# Warre Hive Questions



## Beethinking (Jun 2, 2008)

RJ,

1) Brood in just about any hive will be near the entrance with honey stores away from the entrance. Whether you add boxes to the top or bottom, stores will be at the top. In a Langstroth you top super only, keeping the brood relatively stationary. In a Warre hive you add boxes below, and as they build comb downward they move the brood nest down, and keep filling the top with honey stores. At the end of the season your surplus honey will be at the top. I would never use a queen excluder in any hive. You can top super Warre hives, but you'll want some comes in the supers to give them a "ladder." Otherwise they'll build the combs upward from the top of the bars below, leading to horrible cross comb. 
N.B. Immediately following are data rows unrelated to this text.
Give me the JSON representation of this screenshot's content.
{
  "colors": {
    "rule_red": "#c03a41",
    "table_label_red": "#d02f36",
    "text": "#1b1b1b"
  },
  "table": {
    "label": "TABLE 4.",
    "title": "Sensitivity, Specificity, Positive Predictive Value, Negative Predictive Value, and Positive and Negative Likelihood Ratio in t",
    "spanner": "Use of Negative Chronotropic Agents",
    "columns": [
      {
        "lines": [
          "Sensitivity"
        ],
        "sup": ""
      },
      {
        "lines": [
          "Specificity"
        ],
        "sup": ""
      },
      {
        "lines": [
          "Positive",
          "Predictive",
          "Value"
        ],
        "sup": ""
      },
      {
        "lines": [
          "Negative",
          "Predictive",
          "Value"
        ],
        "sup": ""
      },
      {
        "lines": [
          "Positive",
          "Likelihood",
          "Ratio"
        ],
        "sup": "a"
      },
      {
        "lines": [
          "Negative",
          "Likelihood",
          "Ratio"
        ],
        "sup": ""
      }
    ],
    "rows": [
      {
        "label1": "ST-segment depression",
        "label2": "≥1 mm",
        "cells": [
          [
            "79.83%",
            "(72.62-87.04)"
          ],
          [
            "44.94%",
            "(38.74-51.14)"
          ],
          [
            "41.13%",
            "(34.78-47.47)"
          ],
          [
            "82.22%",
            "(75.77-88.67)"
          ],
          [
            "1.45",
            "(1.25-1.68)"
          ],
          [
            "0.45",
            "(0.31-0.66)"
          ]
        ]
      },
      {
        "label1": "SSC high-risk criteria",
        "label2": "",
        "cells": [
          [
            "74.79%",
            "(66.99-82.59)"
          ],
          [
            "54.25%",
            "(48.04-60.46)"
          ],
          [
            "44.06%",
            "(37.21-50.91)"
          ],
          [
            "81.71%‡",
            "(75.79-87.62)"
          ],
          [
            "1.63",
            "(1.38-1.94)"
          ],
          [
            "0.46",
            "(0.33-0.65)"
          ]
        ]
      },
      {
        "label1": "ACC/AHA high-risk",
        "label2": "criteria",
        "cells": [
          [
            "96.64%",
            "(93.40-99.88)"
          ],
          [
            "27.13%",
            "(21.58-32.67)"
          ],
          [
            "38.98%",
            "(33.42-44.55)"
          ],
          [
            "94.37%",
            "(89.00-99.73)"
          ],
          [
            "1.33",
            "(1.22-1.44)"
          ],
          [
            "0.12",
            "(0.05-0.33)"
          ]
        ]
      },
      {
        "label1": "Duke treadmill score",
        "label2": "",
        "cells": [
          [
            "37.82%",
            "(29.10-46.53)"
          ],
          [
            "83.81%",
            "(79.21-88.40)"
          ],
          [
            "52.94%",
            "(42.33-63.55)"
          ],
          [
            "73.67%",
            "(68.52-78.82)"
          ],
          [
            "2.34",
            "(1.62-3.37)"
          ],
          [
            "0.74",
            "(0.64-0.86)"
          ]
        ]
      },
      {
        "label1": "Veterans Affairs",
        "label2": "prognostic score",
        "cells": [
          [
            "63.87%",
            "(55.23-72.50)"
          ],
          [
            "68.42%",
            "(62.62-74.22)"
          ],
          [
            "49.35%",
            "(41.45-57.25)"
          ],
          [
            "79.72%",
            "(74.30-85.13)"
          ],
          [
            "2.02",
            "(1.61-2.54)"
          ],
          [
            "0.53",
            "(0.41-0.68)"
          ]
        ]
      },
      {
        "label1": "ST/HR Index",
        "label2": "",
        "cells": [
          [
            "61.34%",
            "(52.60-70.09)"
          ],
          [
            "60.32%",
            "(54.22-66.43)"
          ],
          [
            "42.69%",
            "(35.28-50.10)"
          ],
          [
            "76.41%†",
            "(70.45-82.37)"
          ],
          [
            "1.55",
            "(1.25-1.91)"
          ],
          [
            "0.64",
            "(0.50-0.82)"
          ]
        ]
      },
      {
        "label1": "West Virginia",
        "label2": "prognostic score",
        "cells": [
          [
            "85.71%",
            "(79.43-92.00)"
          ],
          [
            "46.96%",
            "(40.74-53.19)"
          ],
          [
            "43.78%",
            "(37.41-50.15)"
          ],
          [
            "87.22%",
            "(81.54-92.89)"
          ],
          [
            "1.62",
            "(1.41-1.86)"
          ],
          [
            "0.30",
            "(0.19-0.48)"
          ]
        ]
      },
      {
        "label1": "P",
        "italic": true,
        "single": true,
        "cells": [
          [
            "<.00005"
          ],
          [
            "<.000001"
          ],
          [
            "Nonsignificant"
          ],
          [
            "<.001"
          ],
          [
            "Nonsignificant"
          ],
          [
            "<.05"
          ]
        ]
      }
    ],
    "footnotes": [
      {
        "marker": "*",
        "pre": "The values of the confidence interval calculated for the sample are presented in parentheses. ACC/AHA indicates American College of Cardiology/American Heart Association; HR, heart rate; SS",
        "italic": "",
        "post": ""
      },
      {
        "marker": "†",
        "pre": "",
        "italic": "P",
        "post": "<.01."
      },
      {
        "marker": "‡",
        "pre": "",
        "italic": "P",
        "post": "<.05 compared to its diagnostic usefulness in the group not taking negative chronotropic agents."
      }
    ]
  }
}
I've got about 15 Warre hives and I find they are very easy to bottom super. I'll lift a couple boxes off at a time if it's a tall hive, add the new boxes below and but it back together. It takes little time.

2) You could also make frames for your Warre. What it sounds like you've done is created 8 frame Langstroth boxes, which is fine, but it isn't really a Warre hive. Box size/cavity size was an important part of Warre's philosophy.

You can find answers to a lot of these questions here: http://warre.biobees.com

Cheers,
Matt


----------



## RJ9002 (Sep 16, 2011)

Matt,

Thanks for the response. The fact that I didn't know was that the bees will physically move the brood down as they grow. See.. Learning already. Think I will try supering from the top, but another question.

In order to provide the "ladder" to get to the upper level, can I pull a bar from the lower level and replace with an empty bar and then place the full bar in the upper empty level?

As far as the modification.. I understand that the original intent of the warre was to be suatainable and maintainable, but my goal was to make pieces interchangeable between to different types, so my version is a little larger than normal and hence heavier when full.

15 Warres?? Where do you keep them all? I have a very small backyard so I have been comtemplating approaching the local nurseries to see if they want some bees.

RJ


----------



## DonShackelford (Jan 17, 2012)

I'm planning to incorporate some virtues of Warre into a few Langs this year. I'm just returning to beekeeping, As a small timer, I see my market as chunk comb honey. As such, running 2 standard broods, a queen excluder, and a top bar super over it (with one honey comb moved up to center from below).
Even if the bees make a mess of the topbar super, I can just lift it off with excluder and cut it out. This seems to me to be the most economical way to produce comb honey. I started beekeeping as a kid because I loved chunk comb honey. Still do! 
Anyone doing this now?


----------



## Bush_84 (Jan 9, 2011)

Well I plan on supering my Warre this year. So I will be doing this, but with a Warre hive.


----------



## DonShackelford (Jan 17, 2012)

I understand in a Warre hive setup, the honeycomb you eat this year was the brood comb last year. Seems like that would ruin the taste and quality of comb honey. Has this been your experience?


----------



## Bush_84 (Jan 9, 2011)

From what I understand it doesn't, but last year was my first year in beekeeping. So far the hive I do have are still surviving, but I didn't get any honey from any of my hives. It was a bad beekeeping year. So I can't talk from experience on that one.


----------



## Beethinking (Jun 2, 2008)

Don,

I've harvested hundreds of pounds of honey from my Warres the last couple years and I've seen no difference in the taste or color of the honey. It's almost exclusively what we sell in our store here in Portland.

Best,
Matt


----------